Digging Deeper: Police union votes to reject pension settlement

Tom Jones is one of the 254 former and current police officers who voted against a proposed settlement that would have ended the legal fight over Rhode Island's 2011 landmark pension overhaul.

The balloting was for members of the unions and retiree coalitions. Six groups had to approve the deal and the police group did not.

"They want to rescind it like this? I don't think so. Not as long as I can take a breath of fresh air. Nobody's going to take the money that I worked hard for," Jones said.

When the proposed deal was announced, the ground rules declared if one group didn't approve, then both sides would be back to mediation.

"It's so important to stay out of court. I think the judge recognized that bargaining units realize that," Gov. Lincoln Chafee told NBC 10.

Jones disagreed.

"I'm a little bit disappointed in the judge that allowed this to come back to negotiations with the state.

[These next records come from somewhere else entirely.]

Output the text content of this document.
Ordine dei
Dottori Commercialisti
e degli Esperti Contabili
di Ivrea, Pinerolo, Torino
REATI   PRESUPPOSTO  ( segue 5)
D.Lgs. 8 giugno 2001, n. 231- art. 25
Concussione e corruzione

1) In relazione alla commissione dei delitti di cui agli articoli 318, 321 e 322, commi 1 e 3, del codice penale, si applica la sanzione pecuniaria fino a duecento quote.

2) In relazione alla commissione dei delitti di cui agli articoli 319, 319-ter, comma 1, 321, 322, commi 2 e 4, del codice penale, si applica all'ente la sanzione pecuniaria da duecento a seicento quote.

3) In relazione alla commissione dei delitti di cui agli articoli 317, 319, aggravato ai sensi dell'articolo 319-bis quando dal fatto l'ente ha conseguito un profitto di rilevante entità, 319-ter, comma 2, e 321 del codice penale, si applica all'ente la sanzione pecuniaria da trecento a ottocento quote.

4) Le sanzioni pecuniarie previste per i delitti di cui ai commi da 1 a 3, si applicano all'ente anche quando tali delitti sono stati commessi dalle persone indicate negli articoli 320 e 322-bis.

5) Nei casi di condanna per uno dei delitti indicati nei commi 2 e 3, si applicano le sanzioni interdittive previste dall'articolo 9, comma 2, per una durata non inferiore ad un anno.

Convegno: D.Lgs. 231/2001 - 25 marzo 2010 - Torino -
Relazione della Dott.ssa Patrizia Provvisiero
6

It should have gone to trial right there," he said.

Jones said he negotiated contracts in Coventry where he was union president. He warned the town council it was underfunding the pension account.

"When I was the union president in Coventry, we used to call up and check with the actuary to find out how much money was coming in. I always had to nag that town council to fund the pension, fund the pension. You're going to get caught with your pants down," he said.

"The money cannot be used to give people lower taxes. You give people lower taxes, and people will vote for you so that party stays in. It's all a big political game. And it does not help the taxpayer, and it does not help the town employees."